With all the fuss over the new, new exercise modalities, often the tried and true get overlooked. One of these is the world renowned Lotte Berk Method.
The Lotte Berk Method has been sculpting women in Manhattan's Upper East Side and the Hamptons for decades. New exercise videos come and go as fads, but when something works for women of all ages (as well as male professional athletes), then there must be something to it.
It all started in London in the 1940's when celebrated dancer Lotte Berk, a German Jew, fled Nazi Germany during the second world war and emigrated to London. After suffering a severe spinal injuries from a car accident she merged orthopedic rehabilitation with her known dance training to develop an exercise modality that would tone and shape her entire musculature which had weakened substantially during her months without movement.
At about the same time the Joseph Pilates was developing his core strengthening theories, Lotte designed an exercise method that brought her what is known today as core stability - strength, balance and stability around the pelvis and the lower back.

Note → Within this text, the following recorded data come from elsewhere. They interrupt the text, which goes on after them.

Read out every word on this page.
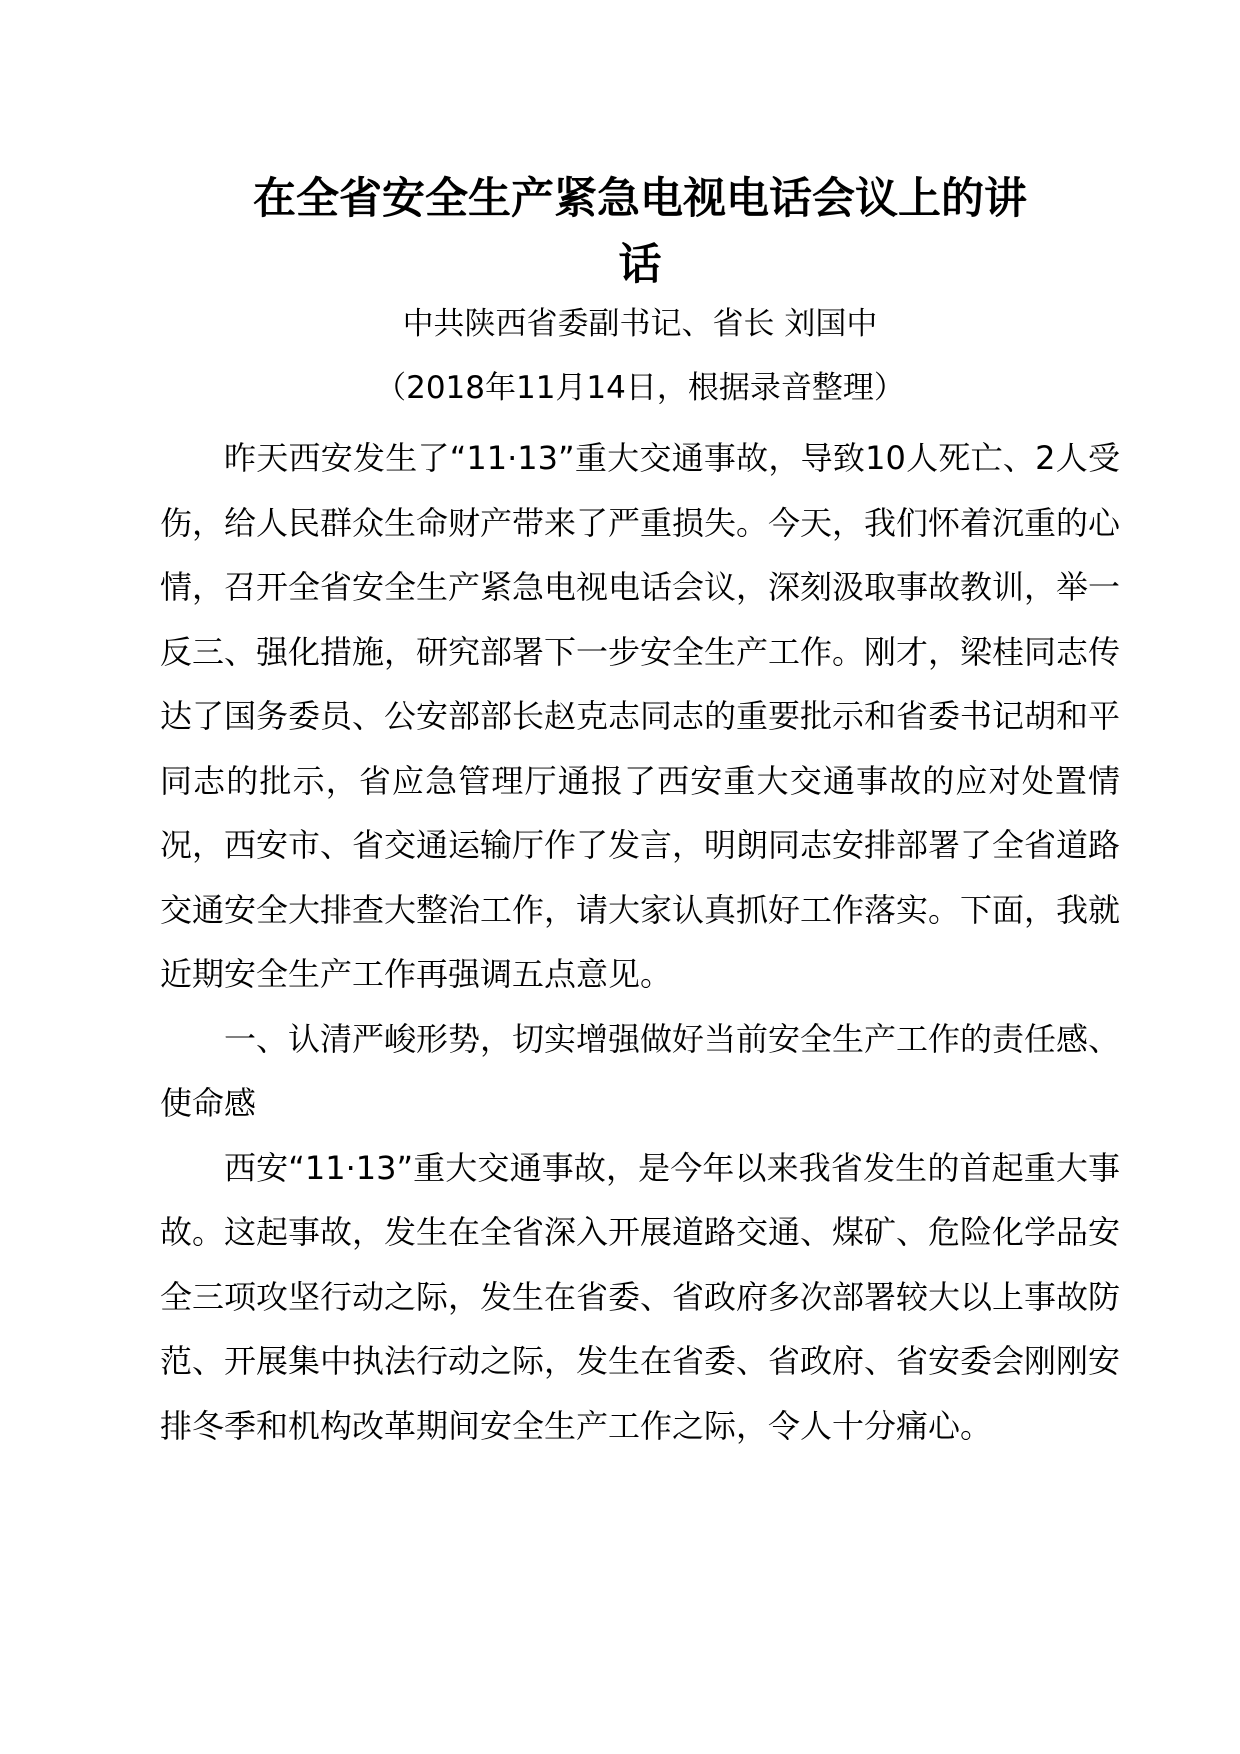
在全省安全生产紧急电视电话会议上的讲
话
中共陕西省委副书记、省长 刘国中
（2018年11月14日，根据录音整理）

昨天西安发生了“11·13”重大交通事故，导致10人死亡、2人受伤，给人民群众生命财产带来了严重损失。今天，我们怀着沉重的心情，召开全省安全生产紧急电视电话会议，深刻汲取事故教训，举一反三、强化措施，研究部署下一步安全生产工作。刚才，梁桂同志传达了国务委员、公安部部长赵克志同志的重要批示和省委书记胡和平同志的批示，省应急管理厅通报了西安重大交通事故的应对处置情况，西安市、省交通运输厅作了发言，明朗同志安排部署了全省道路交通安全大排查大整治工作，请大家认真抓好工作落实。下面，我就近期安全生产工作再强调五点意见。

一、认清严峻形势，切实增强做好当前安全生产工作的责任感、使命感

西安“11·13”重大交通事故，是今年以来我省发生的首起重大事故。这起事故，发生在全省深入开展道路交通、煤矿、危险化学品安全三项攻坚行动之际，发生在省委、省政府多次部署较大以上事故防范、开展集中执法行动之际，发生在省委、省政府、省安委会刚刚安排冬季和机构改革期间安全生产工作之际，令人十分痛心。
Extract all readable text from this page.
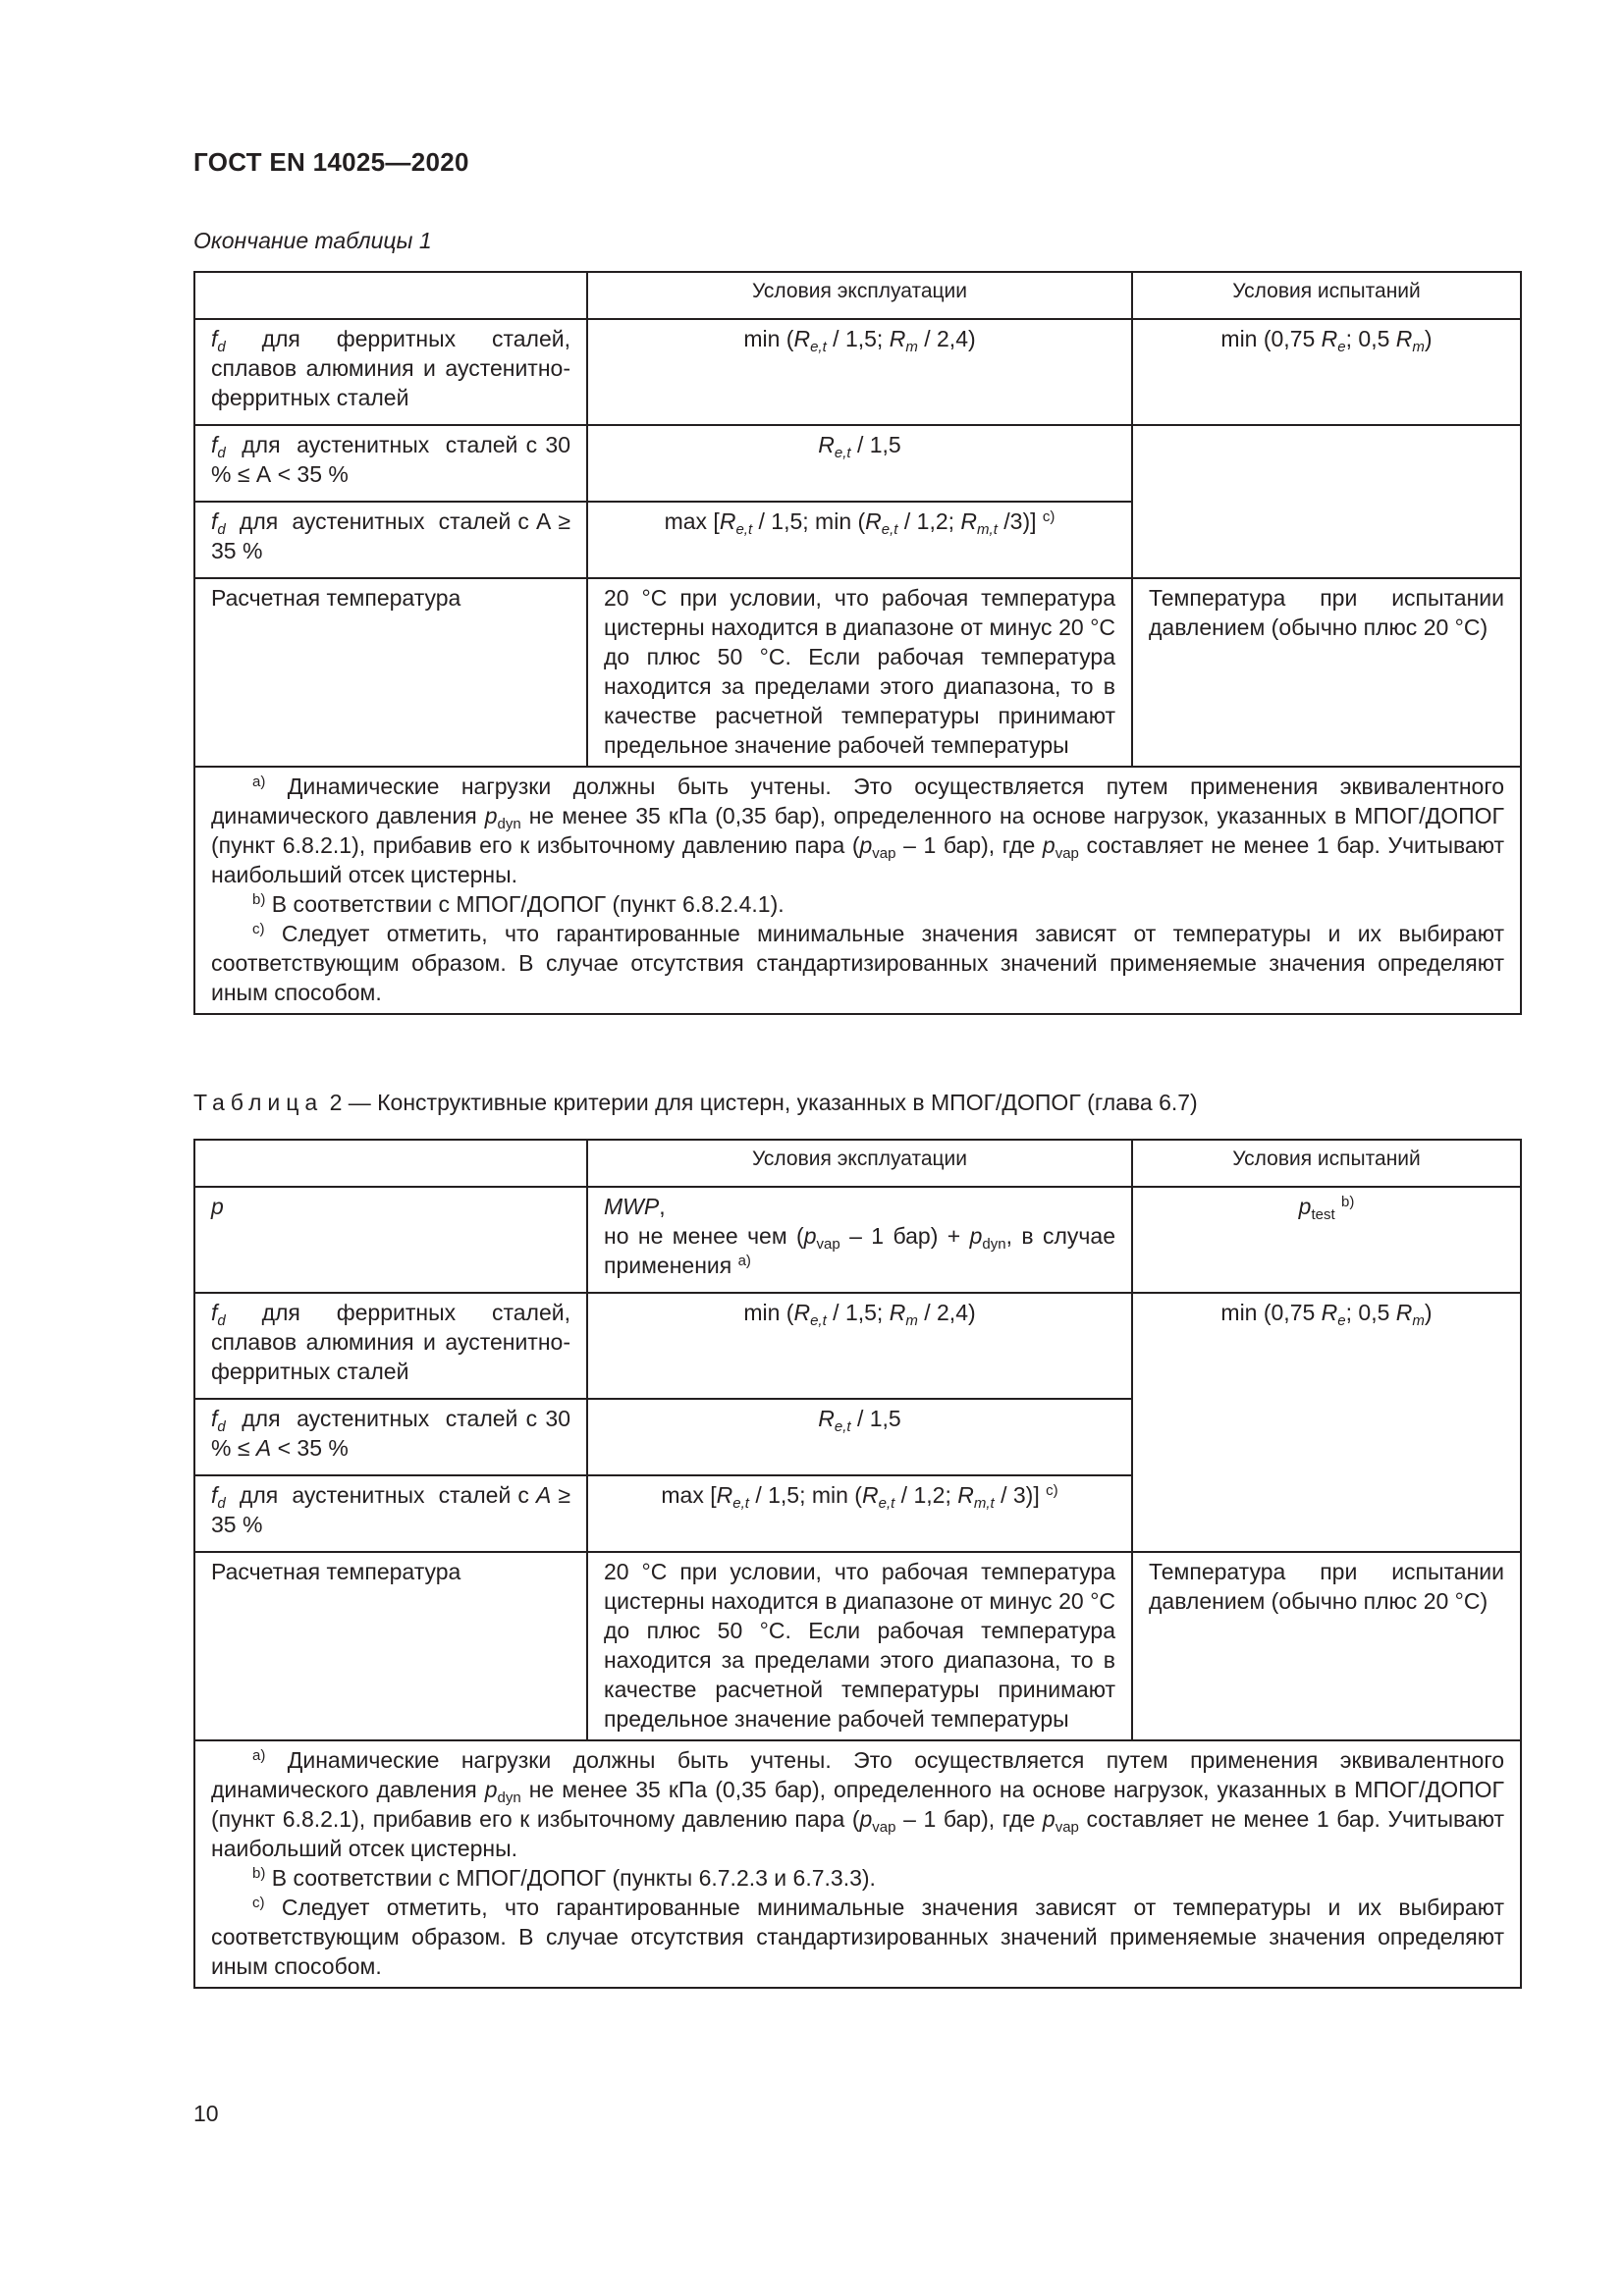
ГОСТ EN 14025—2020
Окончание таблицы 1
	Условия эксплуатации	Условия испытаний
$f_d$ для ферритных сталей, сплавов алюминия и аустенитно-ферритных сталей	$\min (R_{e,t} / 1,5$; $R_m / 2,4$)	min (0,75 $R_e$; 0,5 $R_m$)
$f_d$  для  аустенитных  сталей с 30 % ≤ А < 35 %	$R_{e,t} / 1,5$	
$f_d$  для  аустенитных  сталей с А ≥ 35 %	$\max [R_{e,t} / 1,5$; $\min (R_{e,t} / 1,2$; $R_{m,t}$ /3)] $^{c)}$
Расчетная температура	20 °С при условии, что рабочая температура цистерны находится в диапазоне от минус 20 °С до плюс 50 °С. Если рабочая температура находится за пределами этого диапазона, то в качестве расчетной температуры принимают предельное значение рабочей температуры	Температура при испытании давлением (обычно плюс 20 °С)

$^{a)}$ Динамические нагрузки должны быть учтены. Это осуществляется путем применения эквивалентного динамического давления $p_{dyn}$ не менее 35 кПа (0,35 бар), определенного на основе нагрузок, указанных в МПОГ/ДОПОГ (пункт 6.8.2.1), прибавив его к избыточному давлению пара ($p_{vap} - 1$ бар), где $p_{vap}$ составляет не менее 1 бар. Учитывают наибольший отсек цистерны.

$^{b)}$ В соответствии с МПОГ/ДОПОГ (пункт 6.8.2.4.1).

$^{c)}$ Следует отметить, что гарантированные минимальные значения зависят от температуры и их выбирают соответствующим образом. В случае отсутствия стандартизированных значений применяемые значения определяют иным способом.		

Таблица 2 — Конструктивные критерии для цистерн, указанных в МПОГ/ДОПОГ (глава 6.7)
	Условия эксплуатации	Условия испытаний
p	MWP,
но не менее чем ($p_{vap} - 1$ $бар) + p_{dyn}$, в случае применения $^{a)}$	$p_{test}$ $^{b)}$
$f_d$ для ферритных сталей, сплавов алюминия и аустенитно-ферритных сталей	$\min (R_{e,t} / 1,5$; $R_m / 2,4$)	min (0,75 $R_e$; 0,5 $R_m$)
$f_d$  для  аустенитных  сталей с 30 % ≤ A < 35 %	$R_{e,t} / 1,5$	
$f_d$  для  аустенитных  сталей с A ≥ 35 %	$\max [R_{e,t} / 1,5$; $\min (R_{e,t} / 1,2$; $R_{m,t} / 3$)] $^{c)}$
Расчетная температура	20 °С при условии, что рабочая температура цистерны находится в диапазоне от минус 20 °С до плюс 50 °С. Если рабочая температура находится за пределами этого диапазона, то в качестве расчетной температуры принимают предельное значение рабочей температуры	Температура при испытании давлением (обычно плюс 20 °С)

$^{a)}$ Динамические нагрузки должны быть учтены. Это осуществляется путем применения эквивалентного динамического давления $p_{dyn}$ не менее 35 кПа (0,35 бар), определенного на основе нагрузок, указанных в МПОГ/ДОПОГ (пункт 6.8.2.1), прибавив его к избыточному давлению пара ($p_{vap} - 1$ бар), где $p_{vap}$ составляет не менее 1 бар. Учитывают наибольший отсек цистерны.

$^{b)}$ В соответствии с МПОГ/ДОПОГ (пункты 6.7.2.3 и 6.7.3.3).

$^{c)}$ Следует отметить, что гарантированные минимальные значения зависят от температуры и их выбирают соответствующим образом. В случае отсутствия стандартизированных значений применяемые значения определяют иным способом.		

10
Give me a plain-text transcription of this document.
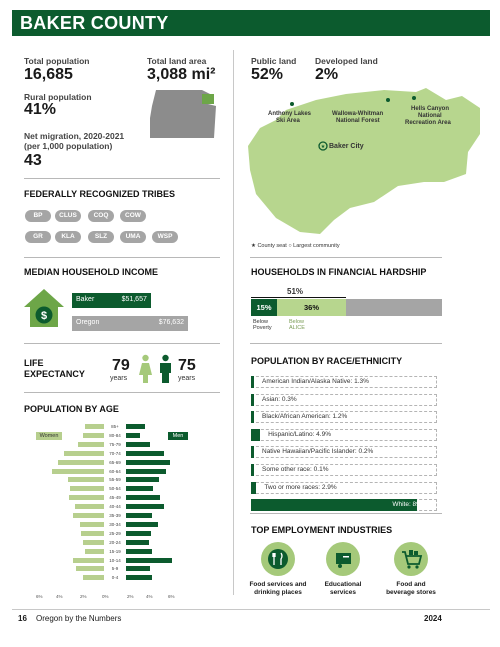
BAKER COUNTY
Total population
16,685
Total land area
3,088 mi²
Rural population
41%
Net migration, 2020-2021
(per 1,000 population)
43
FEDERALLY RECOGNIZED TRIBES
BP	CLUS	COQ	COW
GR	KLA	SLZ	UMA	WSP
MEDIAN HOUSEHOLD INCOME
$
Baker	$51,657
Oregon	$76,632
LIFE
EXPECTANCY 79
years
75
years
POPULATION BY AGE
Women	Men
85+
80-84
75-79
70-74
65-69
60-64
55-59
50-54
45-49
40-44
35-39
30-34
25-29
20-24
15-19
10-14
5-9
0-4
6%	4%	2%	0%	2%	4%	6%
Public land
52%
Developed land
2%
★
Anthony Lakes
Ski Area
Wallowa-Whitman
National Forest
Hells Canyon
National
Recreation Area
Baker City
★ County seat ○ Largest community
HOUSEHOLDS IN FINANCIAL HARDSHIP
51%
15%	36%
Below
Poverty
Below
ALICE
POPULATION BY RACE/ETHNICITY
American Indian/Alaska Native: 1.3%
Asian: 0.3%
Black/African American: 1.2%
Hispanic/Latino: 4.9%
Native Hawaiian/Pacific Islander: 0.2%
Some other race: 0.1%
Two or more races: 2.9%
White: 89.1%
TOP EMPLOYMENT INDUSTRIES
Food services and
drinking places
Educational
services
Food and
beverage stores
16 Oregon by the Numbers	2024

The Manchester Street studio, London
She soon opened her famous studio for women only. The aim of the method was to isolate different muscles and tone and release them individually and in conjunction with other stabilizing and synergizing muscle groups.
Movements are based on modern dance exercises and emphasize grace and posture. Although originating as orthopedic in its goals, the women practitioners began developing these stunning bodies, especially around the abdomen, hips and but. This discovery started women flocking to the studio.
Lydia Bach Brings Lotte Berk Method to the U.S.
One of Lotte's protégés, an American named Lydia Bach, is an example of the student surpassing the teacher. After a year of intense study under Lotte's tutelage, Bach had mastered all the original protocols and was ready to take them to the next level.